The HDBSCAN algorithm identified 10 distinct clusters and 972 points considered noise. Noise points are those that do not fit well into any of the formed clusters. The sizes of these clusters vary significantly, which is typical for density-based algorithms like HDBSCAN.
For instance, Cluster 4 is the largest, containing 930 objects, indicating a region of high density. In contrast, Cluster 5 has only 12 objects, suggesting a region of much lower density. Interestingly, Cluster 0 represents noise, with 972 points, indicating a significant portion of the data does not clearly belong to any cluster. The remaining clusters capture variations in sale and listing prices, reviews, and ratings.

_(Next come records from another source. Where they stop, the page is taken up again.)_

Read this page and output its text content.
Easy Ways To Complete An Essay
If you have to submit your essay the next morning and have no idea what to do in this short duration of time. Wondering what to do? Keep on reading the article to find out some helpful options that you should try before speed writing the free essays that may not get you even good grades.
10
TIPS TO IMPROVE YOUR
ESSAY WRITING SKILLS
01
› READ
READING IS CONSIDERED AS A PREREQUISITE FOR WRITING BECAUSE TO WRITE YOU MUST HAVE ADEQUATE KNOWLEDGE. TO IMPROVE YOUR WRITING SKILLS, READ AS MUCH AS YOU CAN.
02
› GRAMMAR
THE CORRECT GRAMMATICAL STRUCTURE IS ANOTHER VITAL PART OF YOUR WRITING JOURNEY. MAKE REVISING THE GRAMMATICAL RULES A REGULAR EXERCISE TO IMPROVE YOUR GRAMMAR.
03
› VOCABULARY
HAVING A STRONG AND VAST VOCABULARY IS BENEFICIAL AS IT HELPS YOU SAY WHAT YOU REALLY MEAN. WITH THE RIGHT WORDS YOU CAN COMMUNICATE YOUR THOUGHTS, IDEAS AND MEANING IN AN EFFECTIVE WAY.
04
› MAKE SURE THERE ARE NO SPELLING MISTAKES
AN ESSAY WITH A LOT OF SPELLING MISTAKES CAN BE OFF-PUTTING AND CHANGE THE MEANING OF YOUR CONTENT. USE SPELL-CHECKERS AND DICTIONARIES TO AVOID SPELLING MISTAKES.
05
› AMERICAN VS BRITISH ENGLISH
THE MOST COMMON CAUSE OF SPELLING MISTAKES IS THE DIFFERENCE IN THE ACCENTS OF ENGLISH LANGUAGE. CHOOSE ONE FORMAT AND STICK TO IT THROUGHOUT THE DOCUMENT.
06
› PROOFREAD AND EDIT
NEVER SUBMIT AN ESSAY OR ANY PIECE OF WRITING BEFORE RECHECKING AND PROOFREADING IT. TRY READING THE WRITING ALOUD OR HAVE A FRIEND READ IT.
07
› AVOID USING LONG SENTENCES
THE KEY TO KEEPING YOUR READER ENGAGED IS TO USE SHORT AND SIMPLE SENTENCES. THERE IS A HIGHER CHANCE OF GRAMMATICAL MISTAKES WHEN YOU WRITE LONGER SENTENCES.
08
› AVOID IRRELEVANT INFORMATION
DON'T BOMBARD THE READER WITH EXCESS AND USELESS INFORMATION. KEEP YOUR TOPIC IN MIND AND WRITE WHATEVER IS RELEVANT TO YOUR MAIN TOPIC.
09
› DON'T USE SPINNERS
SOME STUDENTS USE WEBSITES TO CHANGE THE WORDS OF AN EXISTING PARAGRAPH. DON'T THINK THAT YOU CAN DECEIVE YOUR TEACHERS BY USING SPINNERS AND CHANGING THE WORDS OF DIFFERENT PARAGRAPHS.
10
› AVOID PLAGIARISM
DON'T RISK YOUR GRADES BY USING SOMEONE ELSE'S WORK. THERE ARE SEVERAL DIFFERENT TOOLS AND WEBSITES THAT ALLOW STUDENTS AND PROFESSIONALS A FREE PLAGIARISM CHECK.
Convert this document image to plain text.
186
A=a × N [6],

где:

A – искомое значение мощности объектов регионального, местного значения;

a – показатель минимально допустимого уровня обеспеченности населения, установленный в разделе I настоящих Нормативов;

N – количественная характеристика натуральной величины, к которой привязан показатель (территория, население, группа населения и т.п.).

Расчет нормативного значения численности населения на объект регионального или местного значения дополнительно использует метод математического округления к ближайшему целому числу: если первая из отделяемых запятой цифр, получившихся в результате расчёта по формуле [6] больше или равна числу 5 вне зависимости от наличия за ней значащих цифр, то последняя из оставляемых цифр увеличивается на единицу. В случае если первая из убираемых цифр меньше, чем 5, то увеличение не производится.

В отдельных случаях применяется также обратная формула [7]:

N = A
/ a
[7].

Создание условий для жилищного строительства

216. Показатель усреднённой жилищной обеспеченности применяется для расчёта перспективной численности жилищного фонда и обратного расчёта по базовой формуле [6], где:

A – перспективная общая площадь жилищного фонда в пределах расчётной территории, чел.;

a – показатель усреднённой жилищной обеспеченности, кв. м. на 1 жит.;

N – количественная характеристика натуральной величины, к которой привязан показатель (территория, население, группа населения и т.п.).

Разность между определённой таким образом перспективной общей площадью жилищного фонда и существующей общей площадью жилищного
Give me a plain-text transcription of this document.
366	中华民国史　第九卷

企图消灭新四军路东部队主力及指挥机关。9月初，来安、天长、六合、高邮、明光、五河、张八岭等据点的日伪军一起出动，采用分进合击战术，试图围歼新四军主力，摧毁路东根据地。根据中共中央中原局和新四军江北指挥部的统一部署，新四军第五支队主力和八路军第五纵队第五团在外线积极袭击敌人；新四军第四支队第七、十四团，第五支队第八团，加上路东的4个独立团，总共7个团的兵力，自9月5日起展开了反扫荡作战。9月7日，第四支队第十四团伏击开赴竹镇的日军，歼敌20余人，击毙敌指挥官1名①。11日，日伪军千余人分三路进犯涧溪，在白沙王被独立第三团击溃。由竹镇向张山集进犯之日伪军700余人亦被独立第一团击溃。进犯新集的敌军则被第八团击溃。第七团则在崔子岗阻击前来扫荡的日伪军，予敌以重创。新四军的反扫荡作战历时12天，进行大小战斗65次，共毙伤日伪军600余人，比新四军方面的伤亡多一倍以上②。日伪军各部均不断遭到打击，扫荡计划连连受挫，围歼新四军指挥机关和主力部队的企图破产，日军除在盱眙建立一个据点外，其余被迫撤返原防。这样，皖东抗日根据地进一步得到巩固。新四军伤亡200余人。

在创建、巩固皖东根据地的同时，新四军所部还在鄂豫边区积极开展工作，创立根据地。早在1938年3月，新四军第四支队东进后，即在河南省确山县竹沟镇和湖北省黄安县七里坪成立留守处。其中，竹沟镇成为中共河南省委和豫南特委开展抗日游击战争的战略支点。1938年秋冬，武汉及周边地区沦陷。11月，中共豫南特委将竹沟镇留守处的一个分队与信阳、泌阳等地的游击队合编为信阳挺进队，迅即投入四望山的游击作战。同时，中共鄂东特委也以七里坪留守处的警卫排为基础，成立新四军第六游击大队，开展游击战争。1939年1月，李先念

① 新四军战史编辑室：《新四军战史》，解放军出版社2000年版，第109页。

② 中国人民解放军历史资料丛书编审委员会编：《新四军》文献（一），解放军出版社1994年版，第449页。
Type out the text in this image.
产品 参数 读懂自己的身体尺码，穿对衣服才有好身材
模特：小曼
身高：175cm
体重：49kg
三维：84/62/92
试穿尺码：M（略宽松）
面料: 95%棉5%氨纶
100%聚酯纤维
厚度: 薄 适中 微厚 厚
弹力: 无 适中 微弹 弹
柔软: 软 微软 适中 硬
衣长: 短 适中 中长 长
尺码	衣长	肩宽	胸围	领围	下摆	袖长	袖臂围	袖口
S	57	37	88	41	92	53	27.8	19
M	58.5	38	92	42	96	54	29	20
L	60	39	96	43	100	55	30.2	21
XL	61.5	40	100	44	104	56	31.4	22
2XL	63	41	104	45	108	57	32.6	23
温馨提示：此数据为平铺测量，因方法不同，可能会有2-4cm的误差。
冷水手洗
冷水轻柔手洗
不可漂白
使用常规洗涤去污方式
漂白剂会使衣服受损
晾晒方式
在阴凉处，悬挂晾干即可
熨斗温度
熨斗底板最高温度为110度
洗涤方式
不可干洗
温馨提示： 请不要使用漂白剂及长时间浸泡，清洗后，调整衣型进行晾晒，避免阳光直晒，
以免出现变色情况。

The maximum sale prices across clusters range from $3,197 in smaller clusters up to $36,500 in the noise points. Cluster 4 stands out with its large number of reviews and higher average rating of 3.9, while Cluster 5 has no reviews or ratings, indicating limited customer interaction. Clusters like Cluster 1 and Cluster 2 are smaller in size, with moderate sale prices and no significant discounts.
Table summarizing the clusters formed by HDBSCAN:
In conclusion, HDBSCAN effectively identifies regions of varying density in the dataset, capturing both high and low-density clusters. This clustering offers valuable insights into different pricing strategies and product performance, where larger clusters indicate products with higher customer engagement and more stable pricing, while smaller clusters may indicate niche products or items with less market activity. The noise points, accounting for a large proportion, might represent outliers or products that don’t fit well into the overall market patterns.
In a real-world scenario, I would delve deeper into the modeling process. It would be particularly interesting to model the brands separately to enable direct comparisons, but I’ll save that exploration for another time, as this post is already quite extensive, but that was it!
Note: As you may have noticed, exploratory data analysis has been a topic I’ve really enjoyed lately, and I plan to share more posts on this subject in the future.